Question

If \( x = at^4 \) and \( y = 2at^2 \), then \( \frac{d^2y}{dx^2} \) is equal to :

• A. \( -\frac{1}{4at^4} \)
• B. \( -\frac{2}{t^3} \)
• C. \( -\frac{1}{t} \)
• D. \( -\frac{1}{2at^6} \)

Hint:

Remember: \( \frac{d^2y}{dx^2} \neq \frac{y''(t)}{x''(t)} \).
A helpful mnemonic for the parametric second derivative is:
\( \text{Derivative of Slope} \div \text{Derivative of x} \).
Always express your final answer in the simplest power form to avoid confusion with the options.

Answer 1

The Correct Option is D

Step 1: Differentiate each part with respect to $t$.
From $x = at^4$ we get $\dfrac{dx}{dt} = 4at^3$. From $y = 2at^2$ we get $\dfrac{dy}{dt} = 4at$.
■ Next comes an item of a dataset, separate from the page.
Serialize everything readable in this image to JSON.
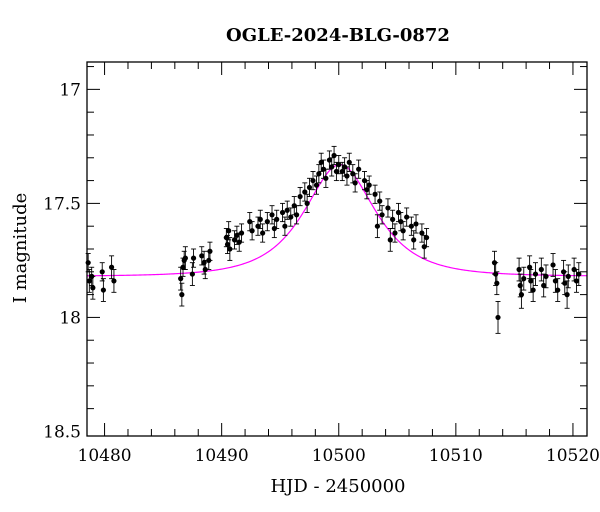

Step 2: Get the first slope.
Divide one by the other.
\[ \frac{dy}{dx} = \frac{4at}{4at^3} = \frac{1}{t^2} \]

Step 3: Differentiate the slope, then divide again.
The second derivative needs us to differentiate $\dfrac{dy}{dx}$ with respect to $t$, and then divide by $\dfrac{dx}{dt}$ once more. First, $\dfrac{d}{dt}\left(t^{-2}\right) = -2t^{-3}$.
\[ \frac{d^2y}{dx^2} = \frac{-2t^{-3}}{4at^3} \]

Step 4: Tidy up.
\[ \frac{d^2y}{dx^2} = \frac{-2}{4at^6} = -\frac{1}{2at^6} \]
That is option 4.
\[ \boxed{-\dfrac{1}{2at^6}} \]